Choco Michael Pagayatan Gorospe

Umeå University | UMU · Department of Medical Biochemistry and Biophysics

I was wondering if anyone has tried to G2 synchronization of yeast cells using the drug RO-3306. And if the drug works, as in mammalian cells, what concentrations have you used and treatment time.

Thank you.

I would like to measure mitochondrial mass, and wanted to use the Nonyl Acridine Orange (Acridine Orange 10-Nonyl Bromide).

I have used the MitoTracker Green for measurement, although it might be independent to membrane potential, it seems to be interacting with the uncouplers like FCCP and BAM15. As addition of the uncouplers reduce MTG values in flow cytometry.

I would like to ask if someone has observed the same using the

Nonyl Acridine Orange (Acridine Orange 10-Nonyl Bromide)?

Hi everyone, I hope everyone can help me with this.

First, I am measuring mitochondrial membrane potential by flow cytometry using TMRE and MTG dyes. I think we are not experiencing problems with my TMRE readings. However, I have problems with my MTG readings. Supposed to be that MTG is independent with the membrane potential. But, if I add uncouplers (CCCP), the values for MTG stained cells are significant lower compared to CCCP untreated samples (30-50% lower).

My procedure is, I stain the cells first with MTG and add the uncoupler (30uM) after 20 mins, and then incubate it for another 10mins (total of 30mins for the dye).

There are 2 possible scenarios that I am thinking.

First, the dye and CCCP interact with each other leading to a lower fluorescence intensity readouts.

or,

Second, the uncoupler cause severe mitochondrial damage that it initiates mitophagy.

but is 10 mins exposure to the uncoupler (plus few more minutes while waiting it to be read in flow cytometer) enough time already to be degraded by mitophagy? or is the first scenario a more logical explanation for the lower values in CCCP treated cells?

Hi colleagues,

I am trying to measure mitochondrial membrane potential and mitochondrial mass in S. cerevisiae with TMRE and mitotrackerGreen as dyes using flow cytometry. However, I always see two peaks when measuring them.

I have been trying to optimize my protocol to prevent or reduce the double peaks but still not successful.

Has anyone observed these same results in their experiments in yeasts?

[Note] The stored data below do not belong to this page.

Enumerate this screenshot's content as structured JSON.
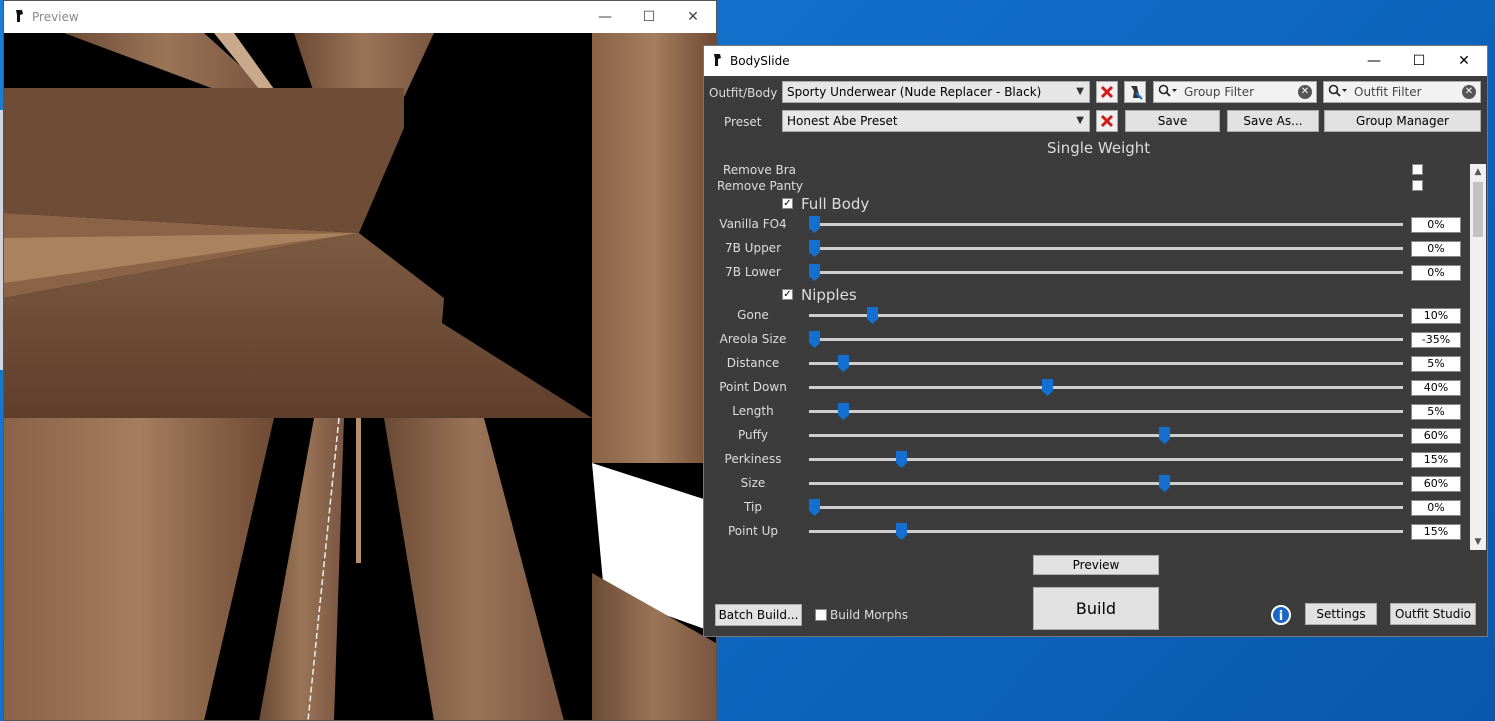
{
  "preview_window": {
    "title": "Preview",
    "controls": {
      "minimize": "—",
      "maximize": "☐",
      "close": "✕"
    }
  },
  "bodyslide": {
    "title": "BodySlide",
    "controls": {
      "minimize": "—",
      "maximize": "☐",
      "close": "✕"
    },
    "outfit_label": "Outfit/Body",
    "outfit_value": "Sporty Underwear (Nude Replacer - Black)",
    "preset_label": "Preset",
    "preset_value": "Honest Abe Preset",
    "group_filter_placeholder": "Group Filter",
    "outfit_filter_placeholder": "Outfit Filter",
    "save_label": "Save",
    "save_as_label": "Save As...",
    "group_manager_label": "Group Manager",
    "weight_title": "Single Weight",
    "remove_bra_label": "Remove Bra",
    "remove_panty_label": "Remove Panty",
    "remove_bra_checked": false,
    "remove_panty_checked": false,
    "full_body_label": "Full Body",
    "full_body_checked": true,
    "nipples_label": "Nipples",
    "nipples_checked": true,
    "full_body_sliders": [
      {
        "label": "Vanilla FO4",
        "value": "0%",
        "level": 0
      },
      {
        "label": "7B Upper",
        "value": "0%",
        "level": 0
      },
      {
        "label": "7B Lower",
        "value": "0%",
        "level": 0
      }
    ],
    "nipple_sliders": [
      {
        "label": "Gone",
        "value": "10%",
        "level": 10
      },
      {
        "label": "Areola Size",
        "value": "-35%",
        "level": 0
      },
      {
        "label": "Distance",
        "value": "5%",
        "level": 5
      },
      {
        "label": "Point Down",
        "value": "40%",
        "level": 40
      },
      {
        "label": "Length",
        "value": "5%",
        "level": 5
      },
      {
        "label": "Puffy",
        "value": "60%",
        "level": 60
      },
      {
        "label": "Perkiness",
        "value": "15%",
        "level": 15
      },
      {
        "label": "Size",
        "value": "60%",
        "level": 60
      },
      {
        "label": "Tip",
        "value": "0%",
        "level": 0
      },
      {
        "label": "Point Up",
        "value": "15%",
        "level": 15
      }
    ],
    "preview_button": "Preview",
    "build_button": "Build",
    "batch_build_button": "Batch Build...",
    "build_morphs_label": "Build Morphs",
    "build_morphs_checked": false,
    "info_button": "i",
    "settings_button": "Settings",
    "outfit_studio_button": "Outfit Studio",
    "accent_color": "#1470d0",
    "remove_color": "#d11a1a"
  }
}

And how did you deal with it?

So far, what I have seen in other publications are single peaks, and I am not sure if they gated out the other peak and if I have to gate it out, which of those peaks have to be gated out?

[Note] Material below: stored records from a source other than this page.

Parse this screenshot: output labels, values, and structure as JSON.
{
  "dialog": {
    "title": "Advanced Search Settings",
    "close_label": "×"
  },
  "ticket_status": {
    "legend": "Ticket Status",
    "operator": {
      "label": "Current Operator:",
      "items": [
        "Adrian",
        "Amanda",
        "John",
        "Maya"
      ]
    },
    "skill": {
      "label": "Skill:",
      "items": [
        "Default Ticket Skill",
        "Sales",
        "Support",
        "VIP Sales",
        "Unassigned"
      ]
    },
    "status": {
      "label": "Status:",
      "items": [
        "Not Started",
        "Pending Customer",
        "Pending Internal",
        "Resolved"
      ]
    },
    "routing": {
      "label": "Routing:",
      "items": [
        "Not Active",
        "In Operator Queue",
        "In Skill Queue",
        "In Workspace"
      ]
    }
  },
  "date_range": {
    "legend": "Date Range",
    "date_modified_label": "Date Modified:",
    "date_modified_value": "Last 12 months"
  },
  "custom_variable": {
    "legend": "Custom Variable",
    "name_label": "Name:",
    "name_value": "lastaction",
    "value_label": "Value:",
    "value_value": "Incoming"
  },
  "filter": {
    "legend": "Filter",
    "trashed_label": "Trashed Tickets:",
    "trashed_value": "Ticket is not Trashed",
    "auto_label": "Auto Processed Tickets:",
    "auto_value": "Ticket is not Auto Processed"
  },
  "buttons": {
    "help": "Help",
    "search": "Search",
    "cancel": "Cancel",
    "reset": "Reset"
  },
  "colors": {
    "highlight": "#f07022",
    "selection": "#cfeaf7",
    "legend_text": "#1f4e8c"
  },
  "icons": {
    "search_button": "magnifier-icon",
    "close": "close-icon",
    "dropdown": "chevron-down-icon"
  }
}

I was also thinking it is probably because of doublets, or maybe unbudded cells, or aggregated cells. And I have tried to address them by sonication, adding Tween20 and EDTA, but it did not resolve the problem.

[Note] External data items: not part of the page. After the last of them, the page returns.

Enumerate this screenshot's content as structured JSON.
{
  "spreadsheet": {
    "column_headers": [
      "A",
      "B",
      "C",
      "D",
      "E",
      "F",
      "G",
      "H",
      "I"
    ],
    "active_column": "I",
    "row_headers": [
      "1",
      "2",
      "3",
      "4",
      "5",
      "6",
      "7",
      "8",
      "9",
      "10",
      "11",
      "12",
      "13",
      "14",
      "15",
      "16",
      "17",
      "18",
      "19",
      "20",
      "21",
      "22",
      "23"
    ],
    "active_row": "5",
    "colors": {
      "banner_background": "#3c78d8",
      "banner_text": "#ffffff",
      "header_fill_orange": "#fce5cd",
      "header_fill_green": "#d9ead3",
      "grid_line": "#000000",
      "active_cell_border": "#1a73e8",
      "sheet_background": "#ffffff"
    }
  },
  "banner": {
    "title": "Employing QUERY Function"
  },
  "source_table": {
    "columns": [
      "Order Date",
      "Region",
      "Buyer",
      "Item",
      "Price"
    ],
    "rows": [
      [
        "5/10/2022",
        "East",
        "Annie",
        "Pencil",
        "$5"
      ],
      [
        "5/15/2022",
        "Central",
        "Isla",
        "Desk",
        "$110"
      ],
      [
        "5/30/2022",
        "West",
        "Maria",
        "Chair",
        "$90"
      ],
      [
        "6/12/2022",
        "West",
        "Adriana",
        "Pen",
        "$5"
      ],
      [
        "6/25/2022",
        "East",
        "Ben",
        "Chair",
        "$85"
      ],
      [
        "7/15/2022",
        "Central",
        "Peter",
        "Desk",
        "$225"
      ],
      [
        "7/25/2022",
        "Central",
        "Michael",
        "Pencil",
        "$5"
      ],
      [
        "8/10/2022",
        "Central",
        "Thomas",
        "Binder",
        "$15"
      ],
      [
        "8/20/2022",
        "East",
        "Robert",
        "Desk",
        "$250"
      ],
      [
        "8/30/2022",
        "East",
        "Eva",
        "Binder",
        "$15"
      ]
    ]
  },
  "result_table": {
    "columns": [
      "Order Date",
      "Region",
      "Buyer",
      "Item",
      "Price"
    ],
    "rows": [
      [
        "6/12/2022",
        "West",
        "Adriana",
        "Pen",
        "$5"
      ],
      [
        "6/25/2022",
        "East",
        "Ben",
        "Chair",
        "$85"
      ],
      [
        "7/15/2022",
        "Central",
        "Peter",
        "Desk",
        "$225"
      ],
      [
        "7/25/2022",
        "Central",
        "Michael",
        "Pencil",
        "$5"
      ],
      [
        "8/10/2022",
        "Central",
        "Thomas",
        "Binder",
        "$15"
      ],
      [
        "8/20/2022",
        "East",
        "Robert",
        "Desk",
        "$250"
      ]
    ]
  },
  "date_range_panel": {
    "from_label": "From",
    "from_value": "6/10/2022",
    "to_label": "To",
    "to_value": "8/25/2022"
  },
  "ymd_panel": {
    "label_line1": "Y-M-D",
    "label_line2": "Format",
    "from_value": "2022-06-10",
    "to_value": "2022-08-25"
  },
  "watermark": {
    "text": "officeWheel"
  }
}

I am checking expression of autophagy -related proteins in yeast. To do so, I cultured and harvested cells in early stationary phase and very late stage (4 day culture). I planned to do western blot but I could not detect proteins on the short-lived strains I harvested at day 4 of culture using bradford assay. I prepared another lysate from a different sample of the same strain but detection is either 0 or close to zero in bradford. so I was wondering if the cells die (either apoptotic or necrotic), proteins can not be detected anymore. I am not actually sure if they actually died (just hypothetic since they are chronologically short-lived cells) though I senescent cells are also of possibility.

I have been doing experiments related to expressions of TOR1 in yeasts. in our lab, we were able to detect to TOR1 using TOR1 antibody but suddenly we had difficulty detecting it. We thought the problem is the antibody because we ruled out every other things that could become the problem. We have no other options since only one company is selling it (we don't know any other company). We bought a new one but also not detecting the protein.

 I tried to TAP-tagged the TOR1 in C-terminal. It was successful and able to detect the tagged protein. but the problem is, we are observing weird phenotypes that are not related to its normal strain. It could be that the tagging made some undesirable effects on the protein activity.

I would like to ask what other labs are doing in dealing with TOR1 expression or what you did just to detect the protein.

Thanks in advance.

I usually do my blocking for 1 hour at RT using 5% skim milk, but now I am doing it already for 2 hours or so because the background is not clean with just an hour blocking. My skim milk powder is somewhat old, we bought it last 2011. Is it possible to increase the concentration of the powder or should I just buy a new one.

I am making a tag for ATG8 for my western blot analysis. I was able to construct ATG7 and ATG1 tagged with TAP but not with ATG8. I was checking on some papers and noticed that all or almost all of ATG8 was tagged with GFP but not TAP. I know that GFP can be used for fluorescence studies but some GFP-ATG8 papers I searched did not have fluorescence studies, only western blot.